Notch signaling pathway dampens tumor-infiltrating CD8+ T cells activity in patients with colorectal carcinoma

Abstract

CD8+ T cells play critical role in controlling the metastasis and prognosis of cancer. Controversy remains as to the contribution of Notch signaling pathway in modulation of CD8+ T cells activity and development of tumorigenesis. Thus, the aim of the current study was to investigate the immunoregulatory role of Notch signaling pathway to peripheral and tumor-infiltrating CD8+ T cells in patients with colorectal carcinoma.
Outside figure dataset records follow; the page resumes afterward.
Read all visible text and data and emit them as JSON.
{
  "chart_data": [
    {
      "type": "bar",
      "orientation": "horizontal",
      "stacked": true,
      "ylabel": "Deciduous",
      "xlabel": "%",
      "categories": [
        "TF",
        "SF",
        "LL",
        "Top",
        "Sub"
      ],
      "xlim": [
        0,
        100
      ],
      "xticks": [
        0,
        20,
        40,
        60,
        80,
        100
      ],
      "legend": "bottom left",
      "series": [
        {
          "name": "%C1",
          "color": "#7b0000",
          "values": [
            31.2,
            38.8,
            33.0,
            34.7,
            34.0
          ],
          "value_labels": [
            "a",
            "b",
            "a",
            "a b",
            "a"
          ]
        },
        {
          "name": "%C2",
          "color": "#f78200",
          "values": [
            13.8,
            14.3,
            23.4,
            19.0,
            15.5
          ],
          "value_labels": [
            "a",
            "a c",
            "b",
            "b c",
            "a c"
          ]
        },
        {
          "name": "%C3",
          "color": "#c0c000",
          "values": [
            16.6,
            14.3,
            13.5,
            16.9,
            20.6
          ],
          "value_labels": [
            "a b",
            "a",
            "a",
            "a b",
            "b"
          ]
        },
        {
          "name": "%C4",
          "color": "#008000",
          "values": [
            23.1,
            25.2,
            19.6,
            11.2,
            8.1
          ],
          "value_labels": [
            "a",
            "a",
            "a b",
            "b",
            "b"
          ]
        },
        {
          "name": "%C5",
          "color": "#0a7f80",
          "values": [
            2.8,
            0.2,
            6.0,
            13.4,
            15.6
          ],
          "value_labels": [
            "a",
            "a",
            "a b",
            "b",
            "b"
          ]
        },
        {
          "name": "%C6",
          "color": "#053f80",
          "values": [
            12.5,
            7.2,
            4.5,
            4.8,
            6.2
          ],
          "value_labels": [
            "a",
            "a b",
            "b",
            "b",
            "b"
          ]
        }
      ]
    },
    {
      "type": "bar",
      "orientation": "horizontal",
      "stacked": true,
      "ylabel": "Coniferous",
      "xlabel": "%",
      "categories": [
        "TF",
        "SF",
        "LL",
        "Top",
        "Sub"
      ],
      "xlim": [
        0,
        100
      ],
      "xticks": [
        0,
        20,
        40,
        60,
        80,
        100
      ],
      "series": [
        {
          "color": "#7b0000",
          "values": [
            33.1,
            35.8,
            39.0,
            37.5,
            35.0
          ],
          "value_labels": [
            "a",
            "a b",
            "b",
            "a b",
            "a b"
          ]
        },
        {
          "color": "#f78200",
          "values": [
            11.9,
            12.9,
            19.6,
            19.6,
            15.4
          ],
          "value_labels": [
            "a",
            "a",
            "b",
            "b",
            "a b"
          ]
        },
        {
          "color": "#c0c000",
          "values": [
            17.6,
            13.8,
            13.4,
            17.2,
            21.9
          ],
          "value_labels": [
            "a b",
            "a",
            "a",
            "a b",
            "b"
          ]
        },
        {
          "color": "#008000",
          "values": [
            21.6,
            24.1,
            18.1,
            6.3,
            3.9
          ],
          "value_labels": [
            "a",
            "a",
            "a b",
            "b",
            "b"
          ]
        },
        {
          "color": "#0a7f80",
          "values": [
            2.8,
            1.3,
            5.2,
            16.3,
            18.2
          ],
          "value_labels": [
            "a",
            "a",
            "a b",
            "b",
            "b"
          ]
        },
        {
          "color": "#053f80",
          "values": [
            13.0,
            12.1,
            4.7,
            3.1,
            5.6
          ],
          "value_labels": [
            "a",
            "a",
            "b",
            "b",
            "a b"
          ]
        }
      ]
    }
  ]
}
A total of 46 patients with colorectal carcinoma and 20 health individuals were enrolled, and CD8+ T cells were purified from both peripheral bloods and carcinoma specimens. Cytolytic and noncytolytic functions of CD8+ T cells in response to Notch signaling inhibition were evaluated by measurements of lactate dehydrogenase release and proinflammatory cytokines production in both direct and indirect contact co-culture system to target HT29 cells. Cellular proliferation and inhibitory receptors expression in CD8+ T cells were also assessed by CCK-8 method and flow cytometry. There was no remarkable difference in percentage of CD8+ T cells between healthy individuals and patients with colorectal carcinoma. Notch1/2 and Hes1/5 mRNAs were elevated expressed in tumor-infiltrating CD8+ T cells in patients with colorectal carcinoma, however, did not correlated with tumor differentiation or stages. CD8+ T cells from healthy individuals presented stronger cytotoxicity, which was not affected by Notch signaling inhibitor. Inhibition of Notch signaling pathway not only promoted cytotoxicity of tumor-infiltrating CD8+ T cells, but also enhanced proinflammatory cytokines (including IFN-γ, TNF-α, IL-1β, IL-6, and IL-8) production by CD8+ T cells from patients with colorectal carcinoma. This process was accompanied by decreased expression of PD-1 in CD8+ T cells without influencing cellular proliferation. Our results indicated a potential immunosuppressive property of Notch signaling pathway, which dampened both cytolytic and noncytolytic functions of CD8+ T cells probably via induction of PD-1 in patients with colorectal carcinoma.